Maitres de stage (Kowalievska)DPC hors quota et formation des des Maîtres de stage universitaires (MSU)

Marc Villacèque a directement participé à l’épisode « MSU » en tant que président de la section professionnelle des médecins au sein de l’Agence nationale du Développement professionnel continu (ANDPC). Il nous fait un rappel réglementaire et chronologique des événements, pour que chacun puisse comprendre les enjeux.

La Section professionnelle des médecins de l’ANDPC s’entend sur un compromis

L’article R4021–15 du code de la santé publique donne mission aux sections professionnelles de l’ANDPC pour déterminer les modalités de prise en charge des actions de DPC.

Le budget du DPC est fixé par le conseil de gestion de l’Agence. Il comporte une part correspondant aux quotas de 21 heures de DPC par an auxquels ont droit tous les praticiens. A cela s’ajoute une partie dite « hors quota » sans définition précise.

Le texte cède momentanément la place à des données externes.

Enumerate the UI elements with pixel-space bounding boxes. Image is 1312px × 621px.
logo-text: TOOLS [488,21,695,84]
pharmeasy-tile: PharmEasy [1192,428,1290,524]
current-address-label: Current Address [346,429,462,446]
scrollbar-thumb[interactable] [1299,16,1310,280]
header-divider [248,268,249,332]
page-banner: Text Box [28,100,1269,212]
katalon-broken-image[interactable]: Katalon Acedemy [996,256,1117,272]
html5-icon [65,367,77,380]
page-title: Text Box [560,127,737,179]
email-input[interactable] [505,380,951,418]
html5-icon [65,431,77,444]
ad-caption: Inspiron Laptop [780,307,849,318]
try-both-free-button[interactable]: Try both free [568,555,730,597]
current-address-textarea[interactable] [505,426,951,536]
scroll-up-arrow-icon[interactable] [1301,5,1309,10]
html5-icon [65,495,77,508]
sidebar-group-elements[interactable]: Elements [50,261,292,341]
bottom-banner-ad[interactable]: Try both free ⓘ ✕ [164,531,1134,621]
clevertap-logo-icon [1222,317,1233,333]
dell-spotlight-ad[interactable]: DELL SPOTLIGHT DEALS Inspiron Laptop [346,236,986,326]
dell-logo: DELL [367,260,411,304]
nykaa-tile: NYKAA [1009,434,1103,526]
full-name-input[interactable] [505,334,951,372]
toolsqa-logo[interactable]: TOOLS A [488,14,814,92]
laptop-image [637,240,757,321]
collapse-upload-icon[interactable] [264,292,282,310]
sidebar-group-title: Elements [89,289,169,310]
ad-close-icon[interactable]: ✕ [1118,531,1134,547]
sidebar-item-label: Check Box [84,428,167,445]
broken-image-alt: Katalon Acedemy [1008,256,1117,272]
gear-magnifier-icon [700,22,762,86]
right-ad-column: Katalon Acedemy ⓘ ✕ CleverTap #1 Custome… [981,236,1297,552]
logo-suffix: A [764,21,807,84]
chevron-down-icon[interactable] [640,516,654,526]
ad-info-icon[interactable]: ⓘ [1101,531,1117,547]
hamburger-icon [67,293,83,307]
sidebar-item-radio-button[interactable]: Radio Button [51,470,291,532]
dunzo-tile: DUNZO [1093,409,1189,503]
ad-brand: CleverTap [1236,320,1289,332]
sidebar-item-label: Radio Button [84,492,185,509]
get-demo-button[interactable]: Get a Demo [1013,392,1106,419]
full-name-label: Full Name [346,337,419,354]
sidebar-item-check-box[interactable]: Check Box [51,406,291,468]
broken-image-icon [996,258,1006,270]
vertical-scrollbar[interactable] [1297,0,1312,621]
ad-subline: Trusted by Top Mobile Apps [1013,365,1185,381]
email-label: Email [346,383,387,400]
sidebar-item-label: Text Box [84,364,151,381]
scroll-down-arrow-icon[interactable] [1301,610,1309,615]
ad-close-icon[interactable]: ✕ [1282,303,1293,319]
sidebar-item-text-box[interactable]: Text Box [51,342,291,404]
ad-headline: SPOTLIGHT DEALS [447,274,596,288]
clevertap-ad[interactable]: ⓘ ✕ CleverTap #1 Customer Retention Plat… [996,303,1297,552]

Si cette partie hors quota est hypertrophiée, cela se fait aux dépends du financement des heures obligatoires de formation car l’enveloppe générale est inextensible.

La section professionnelle a le rôle ingrat de trouver un compromis permettant aux organismes effecteurs d’avoir des marges suffisantes pour agir et à un maximum de médecins libéraux de pouvoir participer à des actions de DPC indemnisées.

L’année 2022 est la dernière d’un cycle triennal à la fin duquel chaque médecin libéral devra s’être acquitté de son obligation de DPC.  Une forte demande des médecins devait donc être anticipée. Pour cette raison, la section professionnelle, réunie début décembre 2021, a souhaité limiter le budget relevant du “hors quota” qui, par définition, est difficilement contrôlable. Après discussion, il a été choisi  de ne maintenir hors quota que la formation initiale à la MSU et de faire basculer les formations complémentaires ultérieures de cette MSU dans le quota annuel de 21 heures pour chaque médecin.

Le lobbying du CNGE aboutit à des arrêtés contradictoires

Il faut savoir qu’un organisme, le Collège National des Généralistes Enseignants (CNGE ) a usé et abusé de ces heures hors quotas pour des actions parfois très contestables.

La section professionnelle est paritaire entre médecins généralistes et médecins d’autres spécialités (6 membres de chaque groupe) désignés par les syndicats représentatifs signataires de la convention. La décision a donc été prise par tous les médecins, quelque soit leurs spécialités.

Le 22 décembre est sorti un arrêté qui allait dans le sens des propositions de la section professionnelle et de plus permettez à tout organisme effecteur de proposer des actions pour la MSU ce qui n’était pas le cas précédemment.

Mais après à un lobbying intense, avec des arguments contestables, au niveau du cabinet du ministre de la santé  et du premier ministre, le CNGE a obtenu un arrêté revenant sur celui du 22 décembre, en maintenant hors quota toute action de MSU initiale ou pas. D’une part, le conflit d’intérêt du CNGE est évident, d’autre part et surtout, cet arrêté viole la réglementation puisque le code de la santé publique donne mission aux sections professionnelles de déterminer les modalités de prise en charge des actions de DPC.

Doit-on laisser le politique sous la pression de groupes d’intérêts enfreindre les textes réglementaires ?

Pour les spécialistes en droit consultés, si l’arrêté du 22 janvier est contesté en conseil d’État, il y a toute raison de penser qu’il sera invalidé.

Voilà la situation factuelle de ce qui s’est passé depuis quelques semaines à propos des MSU. Il semblerait que la période électorale favorise certains groupes de pressions, parfois au détriment de l’intérêt général. En pratique, le budget hors quota risque exploser et impacter négativement les possibilités d’une grande majorité de médecins à faire d’autres types d’actions dans le cadre de l’ANDPC.